Many universities and scientific teams across the globe have been working to grow functioning heart cells on the heart in patients who have had a heart attack. After a heart attack occurs, tissue dies and the body replaces that tissue with non-beating scar tissue. This permanently weakens the heart because the scar tissue is not able to help the heart pump blood throughout the body. The current experimental technique is to introduce a micro-scaffolding to the affected area for new cells to grow on. This, however, requires the scaffolding to be surgically applied to the heart. Researchers at the University of California, San Diego have recently reported successful animal trials in which an injected hydrogel is used rather than a micro-scaffolding.

Led by Karen Christman, the team starts by obtaining cardiac connective tissue and cleansing the tissue to remove its muscle cells. After the tissue has been cleansed, the structural proteins that make up a tissue are left. Then, the sample is freeze-dried into a styrofoam-like substance and crushed into a powder. An enzyme is then added to the power to liquefy it and the liquid is injected into the hearts of pigs with cardiac damage. Once injected, the liquid turns into a porous, semi-solid gel upon reaching body temperature. The gel promoted new tissue growth and improved the pigs’ condition.

The team found that the gel not only provided a scaffold for new tissue growth, but most likely provided biochemical signals which prevented the surrounding heart tissue from deteriorating any further.

Other hydrogels have been invented before, but they gel too quickly to be abled to be inserted with a catheter, so they still require surgery. Christman believes that this gel would be able to be delivered by a catheter, so surgery and general anesthesia would not be required for the procedure.

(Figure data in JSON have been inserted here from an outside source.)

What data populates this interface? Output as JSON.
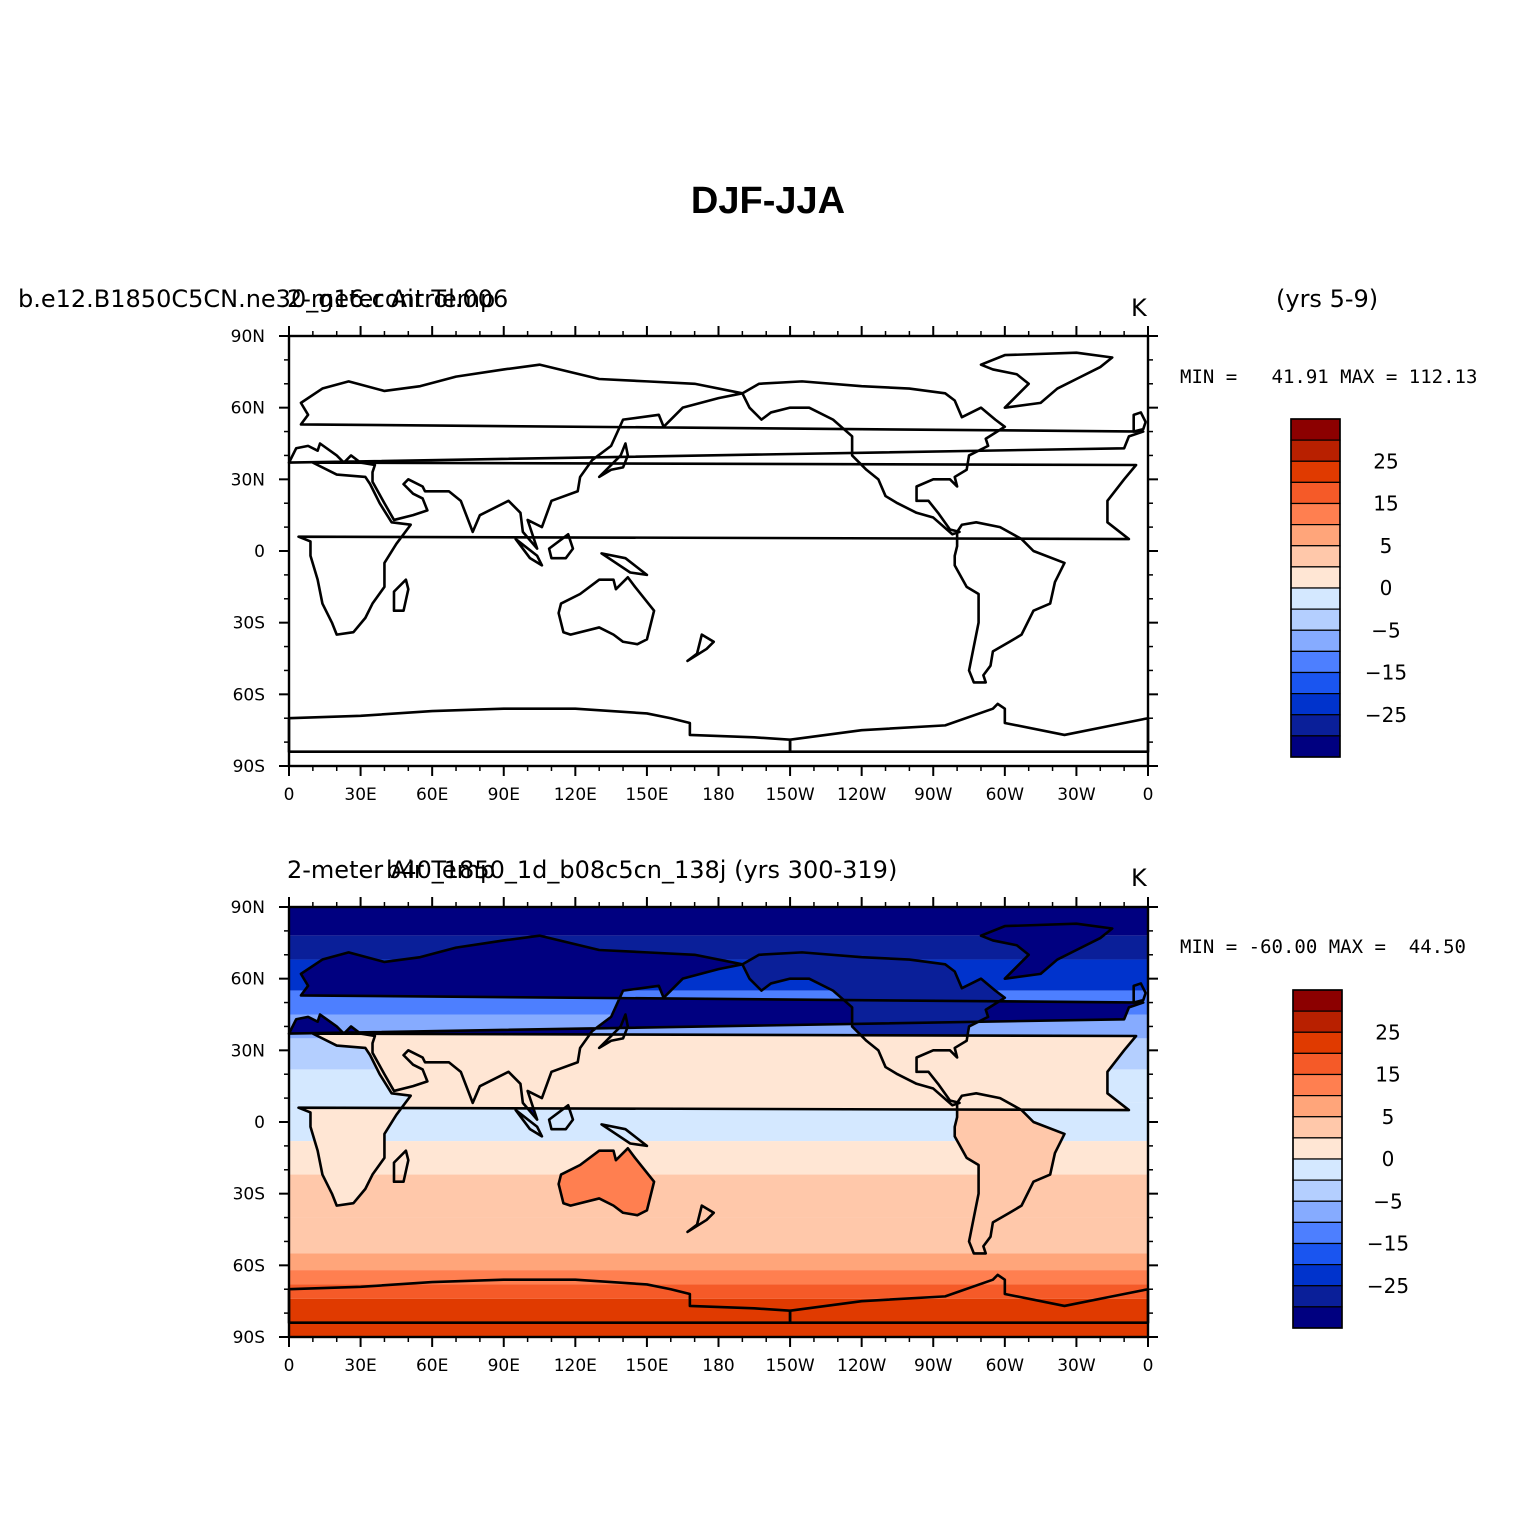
{
  "figure": {
    "title": "DJF-JJA",
    "panels": [
      {
        "left_title": "b.e12.B1850C5CN.ne30_g16.control.006",
        "center_title": "2-meter Air Temp",
        "right_title": "(yrs 5-9)",
        "units": "K",
        "stats": "MIN =   41.91 MAX = 112.13",
        "field": "empty"
      },
      {
        "left_title": "2-meter Air Temp",
        "center_title": "b40_1850_1d_b08c5cn_138j (yrs 300-319)",
        "right_title": "",
        "units": "K",
        "stats": "MIN = -60.00 MAX =  44.50",
        "field": "filled"
      }
    ],
    "lon_ticks": [
      "0",
      "30E",
      "60E",
      "90E",
      "120E",
      "150E",
      "180",
      "150W",
      "120W",
      "90W",
      "60W",
      "30W",
      "0"
    ],
    "lat_ticks": [
      "90N",
      "60N",
      "30N",
      "0",
      "30S",
      "60S",
      "90S"
    ],
    "colorbar": {
      "labels": [
        "25",
        "15",
        "5",
        "0",
        "-5",
        "-15",
        "-25"
      ],
      "colors": [
        "#8c0000",
        "#b82000",
        "#e03a00",
        "#f55a28",
        "#ff7f50",
        "#ffa57a",
        "#ffc8aa",
        "#ffe6d4",
        "#d4e8ff",
        "#b4cfff",
        "#86abff",
        "#4d7fff",
        "#1a55f0",
        "#0033cc",
        "#0a1f99",
        "#000080"
      ]
    }
  }
}
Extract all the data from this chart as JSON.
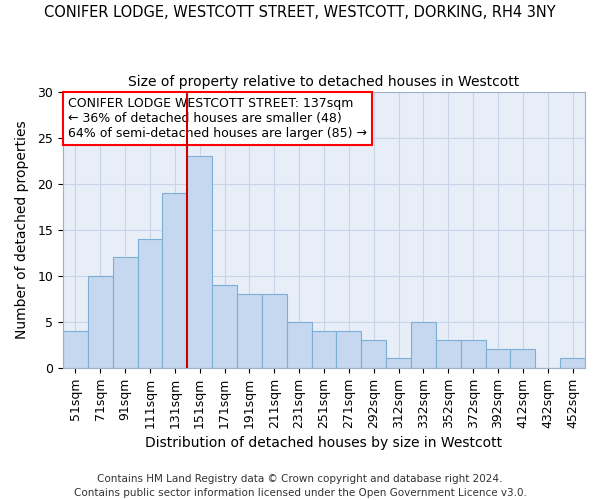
{
  "title1": "CONIFER LODGE, WESTCOTT STREET, WESTCOTT, DORKING, RH4 3NY",
  "title2": "Size of property relative to detached houses in Westcott",
  "xlabel": "Distribution of detached houses by size in Westcott",
  "ylabel": "Number of detached properties",
  "categories": [
    "51sqm",
    "71sqm",
    "91sqm",
    "111sqm",
    "131sqm",
    "151sqm",
    "171sqm",
    "191sqm",
    "211sqm",
    "231sqm",
    "251sqm",
    "271sqm",
    "292sqm",
    "312sqm",
    "332sqm",
    "352sqm",
    "372sqm",
    "392sqm",
    "412sqm",
    "432sqm",
    "452sqm"
  ],
  "values": [
    4,
    10,
    12,
    14,
    19,
    23,
    9,
    8,
    8,
    5,
    4,
    4,
    3,
    1,
    5,
    3,
    3,
    2,
    2,
    0,
    1
  ],
  "bar_color": "#c5d8ef",
  "bar_edge_color": "#7bafd4",
  "vline_color": "#cc0000",
  "ylim": [
    0,
    30
  ],
  "yticks": [
    0,
    5,
    10,
    15,
    20,
    25,
    30
  ],
  "annotation_text": "CONIFER LODGE WESTCOTT STREET: 137sqm\n← 36% of detached houses are smaller (48)\n64% of semi-detached houses are larger (85) →",
  "footer1": "Contains HM Land Registry data © Crown copyright and database right 2024.",
  "footer2": "Contains public sector information licensed under the Open Government Licence v3.0.",
  "bg_color": "#ffffff",
  "plot_bg_color": "#e8eef8",
  "grid_color": "#c8d4e8",
  "title1_fontsize": 10.5,
  "title2_fontsize": 10,
  "axis_label_fontsize": 10,
  "tick_fontsize": 9,
  "annotation_fontsize": 9,
  "footer_fontsize": 7.5
}
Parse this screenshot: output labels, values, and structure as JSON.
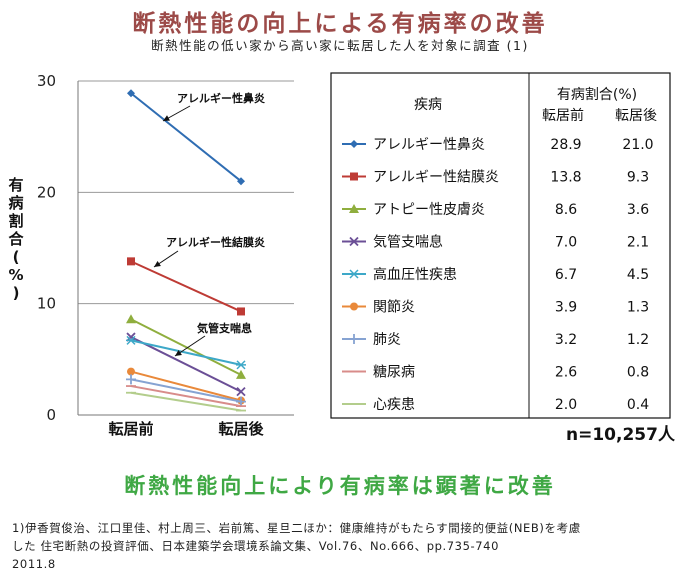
{
  "header": {
    "title": "断熱性能の向上による有病率の改善",
    "subtitle": "断熱性能の低い家から高い家に転居した人を対象に調査 (1)"
  },
  "chart_data": {
    "type": "line",
    "ylabel": "有病割合(%)",
    "ylim": [
      0,
      30
    ],
    "yticks": [
      0,
      10,
      20,
      30
    ],
    "categories": [
      "転居前",
      "転居後"
    ],
    "grid": true,
    "series": [
      {
        "name": "アレルギー性鼻炎",
        "values": [
          28.9,
          21.0
        ],
        "color": "#2f6db3",
        "marker": "diamond"
      },
      {
        "name": "アレルギー性結膜炎",
        "values": [
          13.8,
          9.3
        ],
        "color": "#be3b35",
        "marker": "square"
      },
      {
        "name": "アトピー性皮膚炎",
        "values": [
          8.6,
          3.6
        ],
        "color": "#8fae3e",
        "marker": "triangle"
      },
      {
        "name": "気管支喘息",
        "values": [
          7.0,
          2.1
        ],
        "color": "#6b4f96",
        "marker": "x"
      },
      {
        "name": "高血圧性疾患",
        "values": [
          6.7,
          4.5
        ],
        "color": "#3da8c8",
        "marker": "star"
      },
      {
        "name": "関節炎",
        "values": [
          3.9,
          1.3
        ],
        "color": "#e9893a",
        "marker": "circle"
      },
      {
        "name": "肺炎",
        "values": [
          3.2,
          1.2
        ],
        "color": "#86a3d2",
        "marker": "plus"
      },
      {
        "name": "糖尿病",
        "values": [
          2.6,
          0.8
        ],
        "color": "#d88c8a",
        "marker": "dash"
      },
      {
        "name": "心疾患",
        "values": [
          2.0,
          0.4
        ],
        "color": "#b3cd8c",
        "marker": "dash"
      }
    ],
    "annotations": [
      "アレルギー性鼻炎",
      "アレルギー性結膜炎",
      "気管支喘息"
    ],
    "table": {
      "col_disease": "疾病",
      "col_group": "有病割合(%)",
      "col_before": "転居前",
      "col_after": "転居後",
      "before_values": [
        "28.9",
        "13.8",
        "8.6",
        "7.0",
        "6.7",
        "3.9",
        "3.2",
        "2.6",
        "2.0"
      ],
      "after_values": [
        "21.0",
        "9.3",
        "3.6",
        "2.1",
        "4.5",
        "1.3",
        "1.2",
        "0.8",
        "0.4"
      ]
    },
    "n_label": "n=10,257人"
  },
  "conclusion": "断熱性能向上により有病率は顕著に改善",
  "reference": {
    "line1": "1)伊香賀俊治、江口里佳、村上周三、岩前篤、星旦二ほか：健康維持がもたらす間接的便益(NEB)を考慮",
    "line2": "した 住宅断熱の投資評価、日本建築学会環境系論文集、Vol.76、No.666、pp.735-740",
    "line3": "2011.8"
  }
}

When the team injected the hydrogel into rats, the hydrogel was not rejected and did not cause arrhythmic heart beating. This is a good sign that the hydrogel could be compatible in humans.

I found this article interesting because the more procedures that move away from invasive surgeries, the better. Also, heart attack patients are left with weaker hearts which cannot pump blood through the body as efficiently. This would be an easy way to improve the heart's function after a patient has had a heart attack.